Ephraim Kirby (1757-1804) is best remembered for compiling the first volume of law reports published in the United States. However, Kirby was much more – farmer, soldier, attorney, state legislator, candidate for Governor, and Judge of Mississippi Territory, now known as Alabama. He served in the Connecticut legislature, and was appointed by President Thomas Jefferson to the position of supervisor of the National Revenue for the State of Connecticut. Kirby also helped organize the Connecticut Land Company and later was appointed to settle disputed land claims in Mississippi Territory. He died of yellow fever at age 47 at Fort Stoddert, before learning that President Jefferson had appointed him Governor of the Mississippi Territory.
Judge Kirby served in the Revolutionary War, volunteering just after the Battle of Lexington. He was present at numerous battles from Bunker Hill to Germantown. After the war, Kirby studied law at Yale and was admitted to the bar where he practiced in Litchfield, Connecticut. Following American independence, the need for a written record of court decisions developed in order to distinguish American common law from English common law. When the Connecticut legislature passed a law in 1785 requiring judges to prepare their decisions in writing, Kirby had already begun his own compilation for private use. He was persuaded to expand his task for publication, and so, Kirby’s Reports were born.
Published in 1789, Kirby’s Reports or Reports of Cases Adjudged in the Superior Court of the State of Connecticut, from the year 1785, to May, 1788, with some Determinations in the Supreme Court of Errors is a fascinating record of the legal history of Connecticut’s courts. Kirby wrote in his preface, “I have avoided technical terms and phrases as much as possible, that it might be intelligible to all classes of men.” Many years later in 1933, Kirby’s Reports Volume II was published.
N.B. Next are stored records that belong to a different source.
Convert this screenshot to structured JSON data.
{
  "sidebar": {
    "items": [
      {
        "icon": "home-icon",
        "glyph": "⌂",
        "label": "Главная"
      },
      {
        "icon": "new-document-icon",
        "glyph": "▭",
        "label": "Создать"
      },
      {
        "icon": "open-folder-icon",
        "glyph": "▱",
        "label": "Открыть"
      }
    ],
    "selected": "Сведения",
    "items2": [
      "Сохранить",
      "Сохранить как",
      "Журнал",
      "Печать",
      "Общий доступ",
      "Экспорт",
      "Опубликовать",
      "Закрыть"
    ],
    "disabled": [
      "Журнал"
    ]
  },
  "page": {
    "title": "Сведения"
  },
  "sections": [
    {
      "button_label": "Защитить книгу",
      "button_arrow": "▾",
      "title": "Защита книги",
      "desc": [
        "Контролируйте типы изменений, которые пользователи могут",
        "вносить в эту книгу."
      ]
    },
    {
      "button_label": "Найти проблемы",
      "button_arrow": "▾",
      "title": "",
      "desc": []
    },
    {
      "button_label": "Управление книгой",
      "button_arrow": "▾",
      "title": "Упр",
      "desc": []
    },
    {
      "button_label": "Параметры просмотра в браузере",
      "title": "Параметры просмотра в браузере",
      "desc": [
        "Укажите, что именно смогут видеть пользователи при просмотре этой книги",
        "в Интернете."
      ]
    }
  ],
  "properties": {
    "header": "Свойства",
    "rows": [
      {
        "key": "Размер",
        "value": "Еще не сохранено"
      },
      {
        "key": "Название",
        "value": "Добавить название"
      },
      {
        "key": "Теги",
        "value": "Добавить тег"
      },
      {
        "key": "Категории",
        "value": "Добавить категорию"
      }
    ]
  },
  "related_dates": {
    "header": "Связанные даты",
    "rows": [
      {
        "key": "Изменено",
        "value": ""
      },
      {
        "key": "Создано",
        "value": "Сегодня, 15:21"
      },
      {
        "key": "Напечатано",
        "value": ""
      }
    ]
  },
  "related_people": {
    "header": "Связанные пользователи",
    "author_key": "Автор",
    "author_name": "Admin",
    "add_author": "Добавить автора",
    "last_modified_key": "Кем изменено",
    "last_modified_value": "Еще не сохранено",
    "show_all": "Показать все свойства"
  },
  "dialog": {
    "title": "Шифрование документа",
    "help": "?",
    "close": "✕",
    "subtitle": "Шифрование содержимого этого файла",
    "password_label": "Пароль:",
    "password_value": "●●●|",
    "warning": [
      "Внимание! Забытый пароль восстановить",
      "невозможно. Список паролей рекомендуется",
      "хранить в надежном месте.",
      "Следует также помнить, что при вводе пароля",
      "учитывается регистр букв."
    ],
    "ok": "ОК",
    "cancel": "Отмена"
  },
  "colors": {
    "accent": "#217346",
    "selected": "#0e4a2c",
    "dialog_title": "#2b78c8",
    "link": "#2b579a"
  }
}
Volume II, which contains 30 additional cases from 1785-1789, was discovered in Kirby’s law library.
Ephraim Kirby has the distinction of being the first Superior Court judge in what is now Alabama and is so honored in the archives of the state. Kirby’s correspondence with President Jefferson can be read in the Thomas Jefferson Papers from the Manuscript Division at the Library of Congress.
For other reading about the early Connecticut Reports, see 70 Conn. Bar J. 407.